Croatian football club

NK Marsonia 1909 is a Croatian professional football club based in the city of Slavonski Brod. Before merger with NK Marsonia in August 2011, the club was known under the name MV Croatia.

==History==
===MV Croatia years===

MV Croatia logo

MV Croatia was founded in 1976 under the name Croatia Slavonski Brod. The club added the initials "MV" after the Croatian War of Independence to honor its two members Miroslav Marić and Ante Vrbat who lost their lives fighting the Serbian forces that tried to occupy the city of Slavonski Brod.

MV Croatia spent most of its history in lower Croatian leagues and its first major success was participation in Croatian second division for the season 2010–11, becoming the prominent club in Slavonski Brod.

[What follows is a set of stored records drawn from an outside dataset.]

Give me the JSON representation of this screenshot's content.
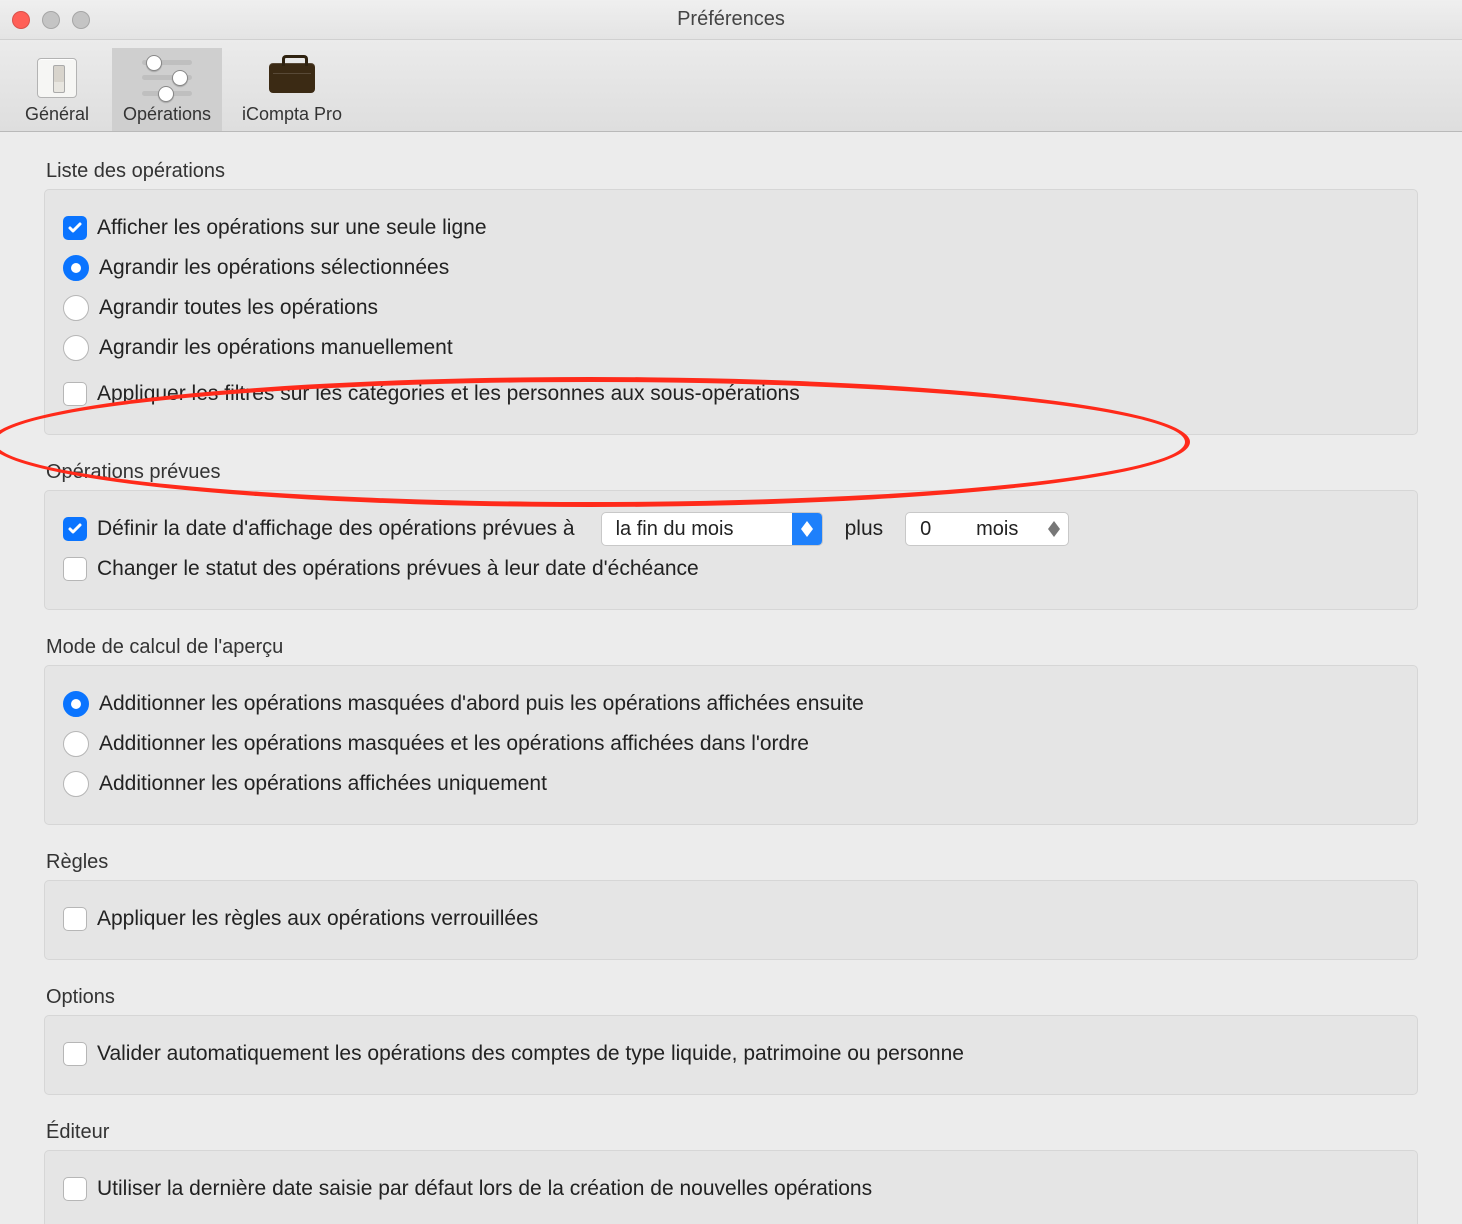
{
  "window": {
    "title": "Préférences"
  },
  "toolbar": {
    "items": [
      {
        "label": "Général"
      },
      {
        "label": "Opérations"
      },
      {
        "label": "iCompta Pro"
      }
    ],
    "selected_index": 1
  },
  "groups": {
    "operations_list": {
      "title": "Liste des opérations",
      "single_line": {
        "label": "Afficher les opérations sur une seule ligne",
        "checked": true
      },
      "expand_mode": {
        "selected_index": 0,
        "options": [
          "Agrandir les opérations sélectionnées",
          "Agrandir toutes les opérations",
          "Agrandir les opérations manuellement"
        ]
      },
      "apply_filters": {
        "label": "Appliquer les filtres sur les catégories et les personnes aux sous-opérations",
        "checked": false
      }
    },
    "scheduled": {
      "title": "Opérations prévues",
      "define_date": {
        "label": "Définir la date d'affichage des opérations prévues à",
        "checked": true,
        "period_value": "la fin du mois",
        "plus_word": "plus",
        "offset_value": "0",
        "offset_unit": "mois"
      },
      "change_status": {
        "label": "Changer le statut des opérations prévues à leur date d'échéance",
        "checked": false
      }
    },
    "preview_mode": {
      "title": "Mode de calcul de l'aperçu",
      "selected_index": 0,
      "options": [
        "Additionner les opérations masquées d'abord puis les opérations affichées ensuite",
        "Additionner les opérations masquées et les opérations affichées dans l'ordre",
        "Additionner les opérations affichées uniquement"
      ]
    },
    "rules": {
      "title": "Règles",
      "apply_locked": {
        "label": "Appliquer les règles aux opérations verrouillées",
        "checked": false
      }
    },
    "options": {
      "title": "Options",
      "auto_validate": {
        "label": "Valider automatiquement les opérations des comptes de type liquide, patrimoine ou personne",
        "checked": false
      }
    },
    "editor": {
      "title": "Éditeur",
      "use_last_date": {
        "label": "Utiliser la dernière date saisie par défaut lors de la création de nouvelles opérations",
        "checked": false
      }
    }
  }
}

===Formation of Marsonia 1909===
On August 1, 2011, agreement was made of merging MV Croatia and NK Marsonia into one club that will take over the tradition of most successful and most beloved city's club (Marsonia) and will compete in Croatian second division according to MV Croatia's results. NK Marsonia will still continue to exist under the same name and it will serve as a reserve team of NK Marsonia 1909.